Верней, он мог бы сказать им понятно, но если б они были только вчетвером здесь, трое от Совета и Милюков. При многочисленных тут думцах ему было неудобно совсем просто выговорить этот простой аргумент: «Поймите: наследник – больной мальчик, регент Михаил – совсем глупый человек, что же может быть для нас всех благоприятнее? Малолетний наследник при слабом регенте не будет пользоваться авторитетом полного держателя власти – и это даст возможность нам окрепнуть!»
Однако, владея политико-юридической речью, он складывал это в те фразы, что персональная династическая ситуация наиболее благоприятствует укреплению у нас конституционных начал, которым и нужно время для укрепления. А монархия уже никак не реституируется в прежней силе.
А ему возражали о всеобщей ненависти к монархии, что она дискредитирована в глазах народных масс.
Да, Милюков понимал, как это со стороны позорно выглядит, что именно он выступает защитником этой династии. Но как практический политик он не мог уступить этой опоры под своим же будущим правительством.
Ну, кажется все поняли его иносказания, да кроме Соколова – не глупые ж люди.
А Николая? Николая Милюков и не защищал. Тут теперь неизбежна абдикация.
Керенский был угрюм и даже демонстративно пренебрежителен. При думцах и при советских ему важно было сбалансировать, не показать, на чьей он стороне. Он – вообще выше всех сторон.
Родзянко посасывал из стакана, совсем уже больной и несчастный, платок ко лбу.

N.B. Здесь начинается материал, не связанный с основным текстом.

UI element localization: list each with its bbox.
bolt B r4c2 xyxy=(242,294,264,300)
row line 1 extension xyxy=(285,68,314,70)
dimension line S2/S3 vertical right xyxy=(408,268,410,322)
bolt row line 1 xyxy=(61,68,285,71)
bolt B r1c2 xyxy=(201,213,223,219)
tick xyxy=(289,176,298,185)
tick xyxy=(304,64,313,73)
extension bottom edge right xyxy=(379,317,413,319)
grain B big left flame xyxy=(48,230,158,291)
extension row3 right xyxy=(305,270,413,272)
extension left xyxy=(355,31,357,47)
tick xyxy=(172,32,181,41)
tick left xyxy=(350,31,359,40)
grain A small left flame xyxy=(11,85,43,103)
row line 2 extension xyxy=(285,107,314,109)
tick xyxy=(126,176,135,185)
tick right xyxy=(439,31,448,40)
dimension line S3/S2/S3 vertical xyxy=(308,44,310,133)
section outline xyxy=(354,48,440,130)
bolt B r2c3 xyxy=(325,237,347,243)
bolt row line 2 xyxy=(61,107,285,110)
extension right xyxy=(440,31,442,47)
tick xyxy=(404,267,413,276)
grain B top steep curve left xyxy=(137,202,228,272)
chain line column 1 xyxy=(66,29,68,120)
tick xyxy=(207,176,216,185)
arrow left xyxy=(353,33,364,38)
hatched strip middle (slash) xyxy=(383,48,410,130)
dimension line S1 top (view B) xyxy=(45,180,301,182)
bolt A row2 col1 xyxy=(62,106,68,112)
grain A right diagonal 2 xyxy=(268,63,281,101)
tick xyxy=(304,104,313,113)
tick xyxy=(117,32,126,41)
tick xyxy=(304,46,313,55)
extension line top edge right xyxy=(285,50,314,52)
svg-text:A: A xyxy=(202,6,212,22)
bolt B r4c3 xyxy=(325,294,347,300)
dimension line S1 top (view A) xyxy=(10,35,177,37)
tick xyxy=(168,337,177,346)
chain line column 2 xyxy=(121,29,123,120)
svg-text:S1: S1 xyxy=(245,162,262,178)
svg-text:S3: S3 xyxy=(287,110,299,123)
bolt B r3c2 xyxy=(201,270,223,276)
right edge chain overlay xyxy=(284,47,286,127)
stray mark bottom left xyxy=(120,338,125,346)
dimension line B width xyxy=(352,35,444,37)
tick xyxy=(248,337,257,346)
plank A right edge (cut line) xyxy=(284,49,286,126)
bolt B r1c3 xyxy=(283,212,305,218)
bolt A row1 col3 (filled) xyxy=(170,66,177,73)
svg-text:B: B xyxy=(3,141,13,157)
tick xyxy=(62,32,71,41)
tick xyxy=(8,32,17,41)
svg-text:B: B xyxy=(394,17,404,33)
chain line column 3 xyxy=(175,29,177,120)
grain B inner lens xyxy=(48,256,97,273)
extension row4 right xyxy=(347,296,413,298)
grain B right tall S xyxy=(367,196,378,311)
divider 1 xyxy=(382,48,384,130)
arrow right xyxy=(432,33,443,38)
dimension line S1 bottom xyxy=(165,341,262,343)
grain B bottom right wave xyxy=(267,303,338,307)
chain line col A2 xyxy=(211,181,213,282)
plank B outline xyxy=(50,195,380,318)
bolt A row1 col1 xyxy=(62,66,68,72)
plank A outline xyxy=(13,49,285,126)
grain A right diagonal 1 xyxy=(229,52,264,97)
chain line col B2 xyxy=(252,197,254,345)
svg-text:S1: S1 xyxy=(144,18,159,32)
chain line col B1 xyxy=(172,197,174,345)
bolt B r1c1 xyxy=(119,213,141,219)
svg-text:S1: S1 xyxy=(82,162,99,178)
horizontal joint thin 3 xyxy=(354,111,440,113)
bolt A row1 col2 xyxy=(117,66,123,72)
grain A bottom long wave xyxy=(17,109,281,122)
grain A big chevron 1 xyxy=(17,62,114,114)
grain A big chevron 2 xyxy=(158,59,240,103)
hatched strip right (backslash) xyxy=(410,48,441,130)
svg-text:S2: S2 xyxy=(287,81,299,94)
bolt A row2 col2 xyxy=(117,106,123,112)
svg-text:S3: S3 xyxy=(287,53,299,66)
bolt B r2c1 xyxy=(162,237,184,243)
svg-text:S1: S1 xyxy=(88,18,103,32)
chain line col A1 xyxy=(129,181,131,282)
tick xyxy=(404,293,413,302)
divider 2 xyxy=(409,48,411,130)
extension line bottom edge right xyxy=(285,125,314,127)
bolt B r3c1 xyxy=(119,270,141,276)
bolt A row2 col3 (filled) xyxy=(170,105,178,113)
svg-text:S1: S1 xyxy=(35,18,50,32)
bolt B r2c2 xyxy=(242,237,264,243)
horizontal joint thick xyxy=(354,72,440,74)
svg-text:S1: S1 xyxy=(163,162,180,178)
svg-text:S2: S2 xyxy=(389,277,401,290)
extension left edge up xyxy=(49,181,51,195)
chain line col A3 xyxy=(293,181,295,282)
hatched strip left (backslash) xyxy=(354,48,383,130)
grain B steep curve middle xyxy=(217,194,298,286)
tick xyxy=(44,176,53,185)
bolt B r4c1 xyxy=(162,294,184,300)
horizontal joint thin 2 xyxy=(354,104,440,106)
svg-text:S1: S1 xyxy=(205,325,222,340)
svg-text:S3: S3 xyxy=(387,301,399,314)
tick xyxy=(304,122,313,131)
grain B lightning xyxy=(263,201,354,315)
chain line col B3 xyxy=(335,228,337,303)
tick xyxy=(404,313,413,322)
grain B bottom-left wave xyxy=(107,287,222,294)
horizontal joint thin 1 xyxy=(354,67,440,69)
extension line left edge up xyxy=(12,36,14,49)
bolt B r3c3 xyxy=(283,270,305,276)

А Шульгин испытал как бы истерический приступ. Ему представилось, что в этих переговорах вырастает нечто двуглавое, но не привычный двуглавый орёл, а две головы новой власти, – и та, вторая, голова очень ему не нравилась. А вырастала она, кажется, и надо всею Россией? Кто были здесь думцы? – всероссийские имена, прославленные политики. Кто были эти пришельцы? – никому не известные писаки, и неизвестно кем сюда выбранные, – и вот они пришли диктовать условия, даже свержение династии! И сила была – у них, это чувствовалось. И всероссийские деятели должны были их умолять?
Один раз Шульгин ещё сдержанно упрекнул их, что они ведут подкоп под Государственную Думу, надежду всего народа. Это их не проняло нисколько. Другой раз он крикнул им:
– Хорошо! Арестуйте нас всех! Посадите в Петропавловку! И правьте сами! Или, напротив, дайте править нам, как понимаем мы!
Рыжебородый Нахамкис со спокойным великодушием и, что возмутительно, с барской интонацией ответил на его нервный крик:
– Мы – не собираемся вас арестовывать.
Но так получилось: не собираемся, а разумеется – можем.
Вдруг, никто не ожидал, из своего чернобородого и глазогорящего молчания вырвался Владимир Львов. Он вломился в паузу, никого не спросив, и заговорил бурно, едва не взрываясь от чувств. Что же?